Rats, Dagburn It, and Oh Noodles!

Last night I just gave up and completely unraveled the shawl I’d started in Noro Transitions using a pattern from Wrapped in Comfort. I was perfectly happy with how the shawl looked, but I was getting more and more impatient with the mistakes I started making when I hit the lace pattern with a twenty-stitch repeat. With two hundred and seventy-nine stitches on the needles at that point, tinking had become an endless slog. The fact that I was tinking Noro only added to the torture. I love Noro, and have decided I particularly love Transitions, which has a consistent weight, but a variety of fibers that make for stroke-y, pat-y goodness. But the color variegations—particularly in one of the rare subtle shades of Noro, which is what I was using—make the individual stitches hard to see, which increases both the likelihood of error and the difficulty of tinking. I still count this yarn among my treasures, but this isn’t the pattern it wants to be knit up in.

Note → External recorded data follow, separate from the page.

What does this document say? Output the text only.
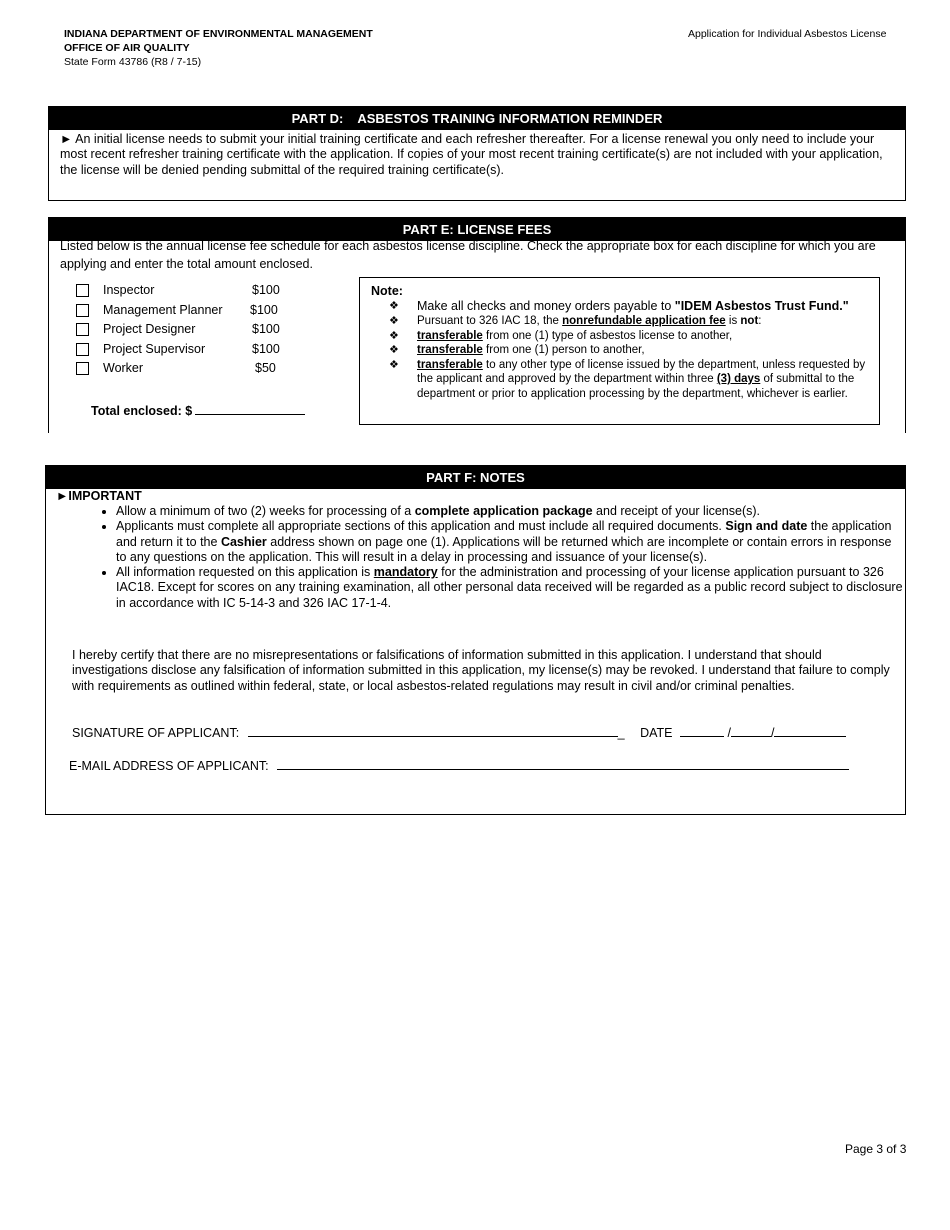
INDIANA DEPARTMENT OF ENVIRONMENTAL MANAGEMENT
OFFICE OF AIR QUALITY
State Form 43786 (R8 / 7-15)
Application for Individual Asbestos License
PART D: ASBESTOS TRAINING INFORMATION REMINDER
► An initial license needs to submit your initial training certificate and each refresher thereafter. For a license renewal you only need to include your most recent refresher training certificate with the application. If copies of your most recent training certificate(s) are not included with your application, the license will be denied pending submittal of the required training certificate(s).
PART E: LICENSE FEES
Listed below is the annual license fee schedule for each asbestos license discipline. Check the appropriate box for each discipline for which you are applying and enter the total amount enclosed.
Inspector	$100
Management Planner $100
Project Designer	$100
Project Supervisor	$100
Worker	$50
Total enclosed: $
Note:
❖ Make all checks and money orders payable to "IDEM Asbestos Trust Fund."
❖ Pursuant to 326 IAC 18, the nonrefundable application fee is not:
❖ transferable from one (1) type of asbestos license to another,
❖ transferable from one (1) person to another,
❖ transferable to any other type of license issued by the department, unless requested by the applicant and approved by the department within three (3) days of submittal to the department or prior to application processing by the department, whichever is earlier.
PART F: NOTES
►IMPORTANT
• Allow a minimum of two (2) weeks for processing of a complete application package and receipt of your license(s).
• Applicants must complete all appropriate sections of this application and must include all required documents. Sign and date the application and return it to the Cashier address shown on page one (1). Applications will be returned which are incomplete or contain errors in response to any questions on the application. This will result in a delay in processing and issuance of your license(s).
• All information requested on this application is mandatory for the administration and processing of your license application pursuant to 326 IAC18. Except for scores on any training examination, all other personal data received will be regarded as a public record subject to disclosure in accordance with IC 5-14-3 and 326 IAC 17-1-4.
I hereby certify that there are no misrepresentations or falsifications of information submitted in this application. I understand that should investigations disclose any falsification of information submitted in this application, my license(s) may be revoked. I understand that failure to comply with requirements as outlined within federal, state, or local asbestos-related regulations may result in civil and/or criminal penalties.
SIGNATURE OF APPLICANT:	_ DATE	/	/
E-MAIL ADDRESS OF APPLICANT:
Page 3 of 3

Instead, I think I’ll start over and try using Malabrigo. How’s that for rationalizing another yarn purchase? And in the interim, I’ve started knitting up Rosebud in Ariel, a nubby cotton-rayon blend from Cherry Tree Hill, in their Fall Foliage colorway.

Technical notes:
I wanted to add two observations about the pattern in Wrapped in Comfort that may be helpful for others using the book.

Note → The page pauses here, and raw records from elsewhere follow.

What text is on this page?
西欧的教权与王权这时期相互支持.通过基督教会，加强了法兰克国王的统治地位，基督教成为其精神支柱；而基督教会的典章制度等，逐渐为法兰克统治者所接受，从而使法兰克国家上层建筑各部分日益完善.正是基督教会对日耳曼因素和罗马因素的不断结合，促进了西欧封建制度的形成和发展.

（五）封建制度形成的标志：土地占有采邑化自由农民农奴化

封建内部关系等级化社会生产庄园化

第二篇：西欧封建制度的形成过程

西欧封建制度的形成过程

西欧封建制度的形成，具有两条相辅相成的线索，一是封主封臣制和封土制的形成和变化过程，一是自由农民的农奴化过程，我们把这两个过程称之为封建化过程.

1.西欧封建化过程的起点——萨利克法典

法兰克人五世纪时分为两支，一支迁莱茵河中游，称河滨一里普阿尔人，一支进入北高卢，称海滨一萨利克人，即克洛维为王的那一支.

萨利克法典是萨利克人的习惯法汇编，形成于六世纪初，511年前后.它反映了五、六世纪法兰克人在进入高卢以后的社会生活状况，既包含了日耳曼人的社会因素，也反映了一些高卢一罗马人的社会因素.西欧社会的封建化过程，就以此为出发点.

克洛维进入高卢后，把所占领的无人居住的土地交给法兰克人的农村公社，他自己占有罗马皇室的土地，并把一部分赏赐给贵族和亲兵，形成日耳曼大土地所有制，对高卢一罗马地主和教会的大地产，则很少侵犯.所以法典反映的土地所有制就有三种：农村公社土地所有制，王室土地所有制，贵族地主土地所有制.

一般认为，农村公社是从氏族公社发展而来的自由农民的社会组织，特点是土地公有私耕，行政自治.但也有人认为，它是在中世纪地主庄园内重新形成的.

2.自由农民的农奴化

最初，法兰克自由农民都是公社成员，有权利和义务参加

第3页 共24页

First, while the written instructions for the lace stitch were correct, the chart had an error. On Wanda’s Flowers Shawl p. 32, Chart B, row 33, the first SSK should be replaced with a K. If you like working from charts, I would strongly recommend either comparing the written instructions with the chart or knitting a swatch before beginning to avoid ugly surprises when you have a gazillion stitches on the needle.

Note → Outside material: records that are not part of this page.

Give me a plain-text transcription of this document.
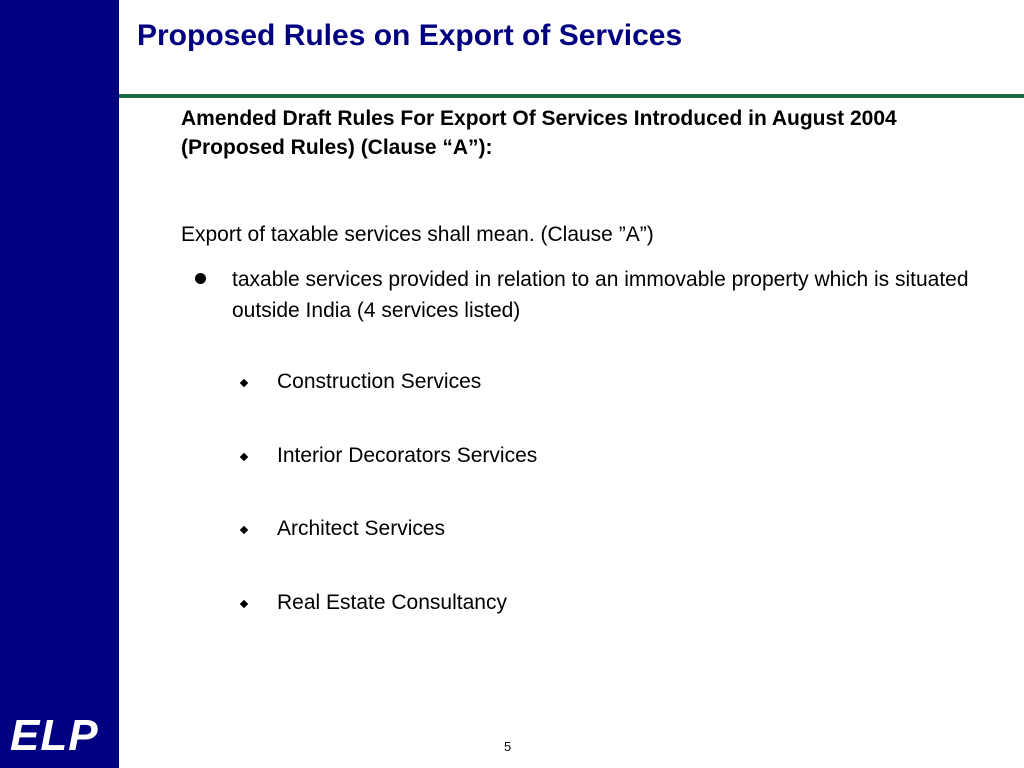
ELP
Proposed Rules on Export of Services

Amended Draft Rules For Export Of Services Introduced in August 2004 (Proposed Rules) (Clause “A”):

Export of taxable services shall mean. (Clause ”A”)

taxable services provided in relation to an immovable property which is situated outside India (4 services listed)
Construction Services
Interior Decorators Services
Architect Services
Real Estate Consultancy
5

Second, most of the patterns begin with a large, loose cast-on with ten stitches or so—which, in the version I was knitting up, seemed to make a rather narrow initial neck measurement. When I case on my Malabrigo version, I’m going to start a few rows down with a cast-on of twenty or thirty stitches. I don’t know yet how this will work out, so I am not necessarily recommending it; I’m just mentioning it as a possibility.

And please don’t let either of the two above comments turn you off from this book. The patterns are lovely and very do-able (despite my Noro-related problems).